The inputs will be processed sequentially.

All files in a directory can be processed with a single command,

java -jar locsmoc.jar -f pathin -f pathout

Files with a header row are acceptable, but the header has to be declared,

java -jar locsmoc.jar -h -f in.txt.gz -f out.txt.gz

Files can be gziped (extension gz), plain text (any other extension), or a combination of the two

java -jar locsmoc.jar -f in.txt -f out.tsv
java -jar locsmoc.jar -f in.tsv -f out.txt.gz
java -jar locsmoc.jar -f in.txt.gz -f out.txt

Smoothing criteria

The criteria used for joining/moving segments can be one of poisson, ttest, or percent. Examples of the first two are shown in the previous sections.
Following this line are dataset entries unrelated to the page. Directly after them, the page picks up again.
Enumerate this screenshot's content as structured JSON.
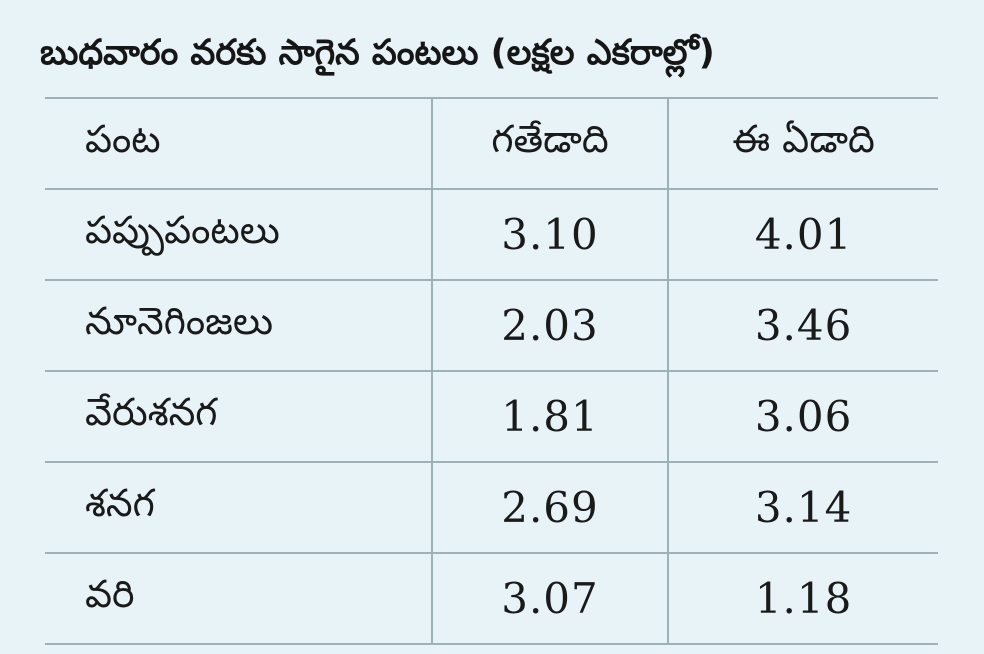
{
  "chart_data": {
    "type": "table",
    "title": "బుధవారం వరకు సాగైన పంటలు (లక్షల ఎకరాల్లో)",
    "columns": [
      "పంట",
      "గతేడాది",
      "ఈ ఏడాది"
    ],
    "rows": [
      {
        "crop": "పప్పుపంటలు",
        "previous_year": "3.10",
        "this_year": "4.01"
      },
      {
        "crop": "నూనెగింజలు",
        "previous_year": "2.03",
        "this_year": "3.46"
      },
      {
        "crop": "వేరుశనగ",
        "previous_year": "1.81",
        "this_year": "3.06"
      },
      {
        "crop": "శనగ",
        "previous_year": "2.69",
        "this_year": "3.14"
      },
      {
        "crop": "వరి",
        "previous_year": "3.07",
        "this_year": "1.18"
      }
    ],
    "colors": {
      "background": "#e8f3f7",
      "rule": "#9fb0b6",
      "text": "#1a1a1a"
    }
  }
}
The percent method is invoked using

java -jar locsmoc.jar --method percent -p 0.02 -f in.txt.gz -f out.txt.gz

The model output by this command will deviate from the original signal by no more that 2% per segment.

Output piecewise polynomial models can be of order 0 (piecewise-constant), 1 (piecewise-linear), or 2 (piecewise-quadratic):

java -jar locsmoc.jar -o 0 -c -f in.txt.gz -f output-order0.txt.gz
java -jar locsmoc.jar -o 1 -f in.txt.gz -f output-order1.txt.gz
java -jar locsmoc.jar -o 2 -f in.txt.gz -f output-order2.txt.gz

For the linear and quadratic cases, note that not all segments will be reported with the maximal set order. In particular, if the input signal cannot be smoothed at all with the specified criteria, the output will be identical to the input (i.e. both will be run-length encoded piecewise-constant functions) regardless of the order specified using -o.